SourceForge Headquarters 225 Broadway Suite 1600 San Diego, CA 92101 +1 (858) 422-6466

Hello Scott Kaplan,
>   
>> -- current WKdm uses Wk_word temp[1200] to store unpacked 10-bits i.e.
>> 1 word (32/64-bit) per 10-bits. Why doesn't it use 
>> short(16-bit) to store these 10-bit patterns in unpacked 
>> state? Although 2k memory saving is insignificant but why 
>> waste it for free? Was it done for some optimization purpose?
>>     
>
> The goal was efficiency.  Some architectures don't handle half-words as
> quickly as full words.  For the x86, there may be no difference.  I'd
> handle this as an empirical issue:  Compile is using shorts and test the
> speed; change in back to ints/longs and see if it's any faster.  If not,
> keep it as 16-bit values.
>
>   
Currently I have some problem getting timing information needed to see 
how much time de/compress()
is taking. I will definitely compare speeds for these cases. Based on 
results it may be useful to have arch
specific compile directives -- code needs minimal changes for short to 
ints/long conversion in this case,
so it would not be a problem to have some arch specific optimization too.
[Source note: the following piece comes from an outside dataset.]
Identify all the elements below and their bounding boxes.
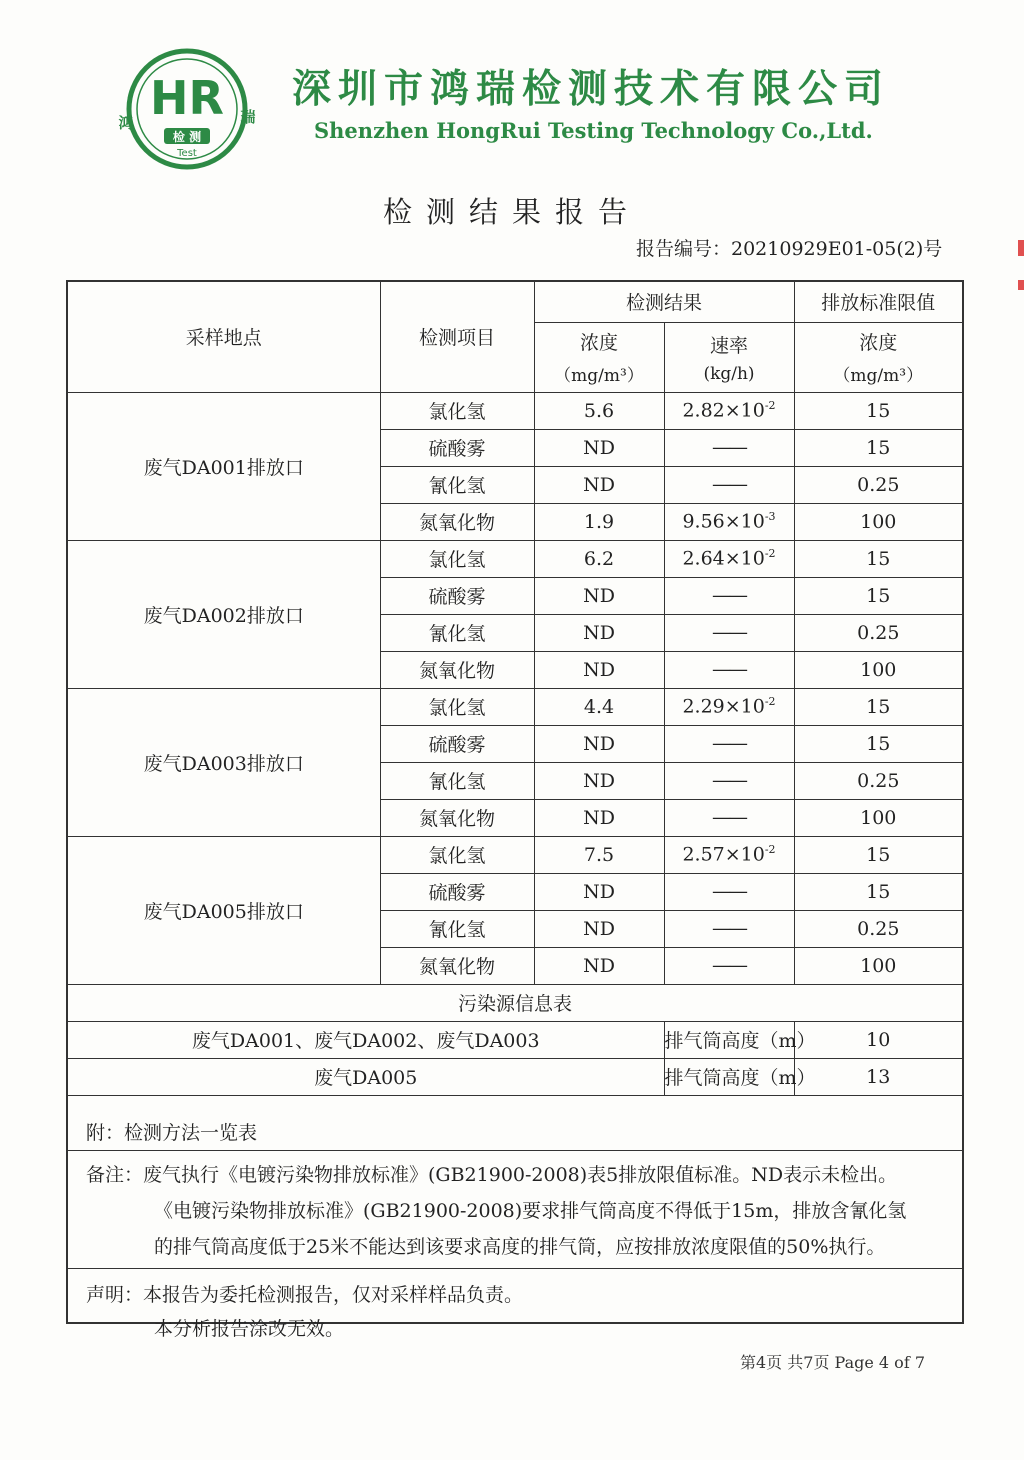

>> -- WKdm_compress() does kmalloc()/kfree() pair thrice per 
>> call to this function. Is it too much overhead? Should these 
>> temp buffers be made global and use locking to serialize 
>> request for them (this isn't performance friendly either)?
>>     
>
> The original code, which ran only in user-land, did no heap allocating.
> Given that the compressor will be called very frequently, it needs to be
> fast.  If you can allocate these spaces statically or on the stack, then
> do it and save the malloc/free operations.
>
>   
Kernel mode stack is only 4k/8k. So, it is not possible to allocate 
these temporary buffers (which are
about 4k when shorts are used and about 7k when ints/long are used) on 
stack. I was just thinking
to bring down temp buffers to <4k so that I can de/allocate single (0 
order) page for these buffers.
De/allocating 0-order pages is fast. This will eliminate need for triple 
kmalloc/kfree().
Or, maybe allocating a double page is still more efficient than triple 
kmalloc/kfree...I'll benchmark these cases.
>> If kernel preempts in this ceil(), will value of 'x' remain 
>> valid (kernel does not save and restore the floating point processor's
>> state) ?
>>     
>
> The problem is worse than that:  Since the kernel does not preserve FP
> registers, use of FP values in the kernel may clobber legitimate
> user-land values.  You can't do that.  You have to change the use of
> doubles to some kind of integer for kernel code.
>
>   
ceil() is now replaced with simple integer operations to get ceiling value.


Best Regards,
Nitin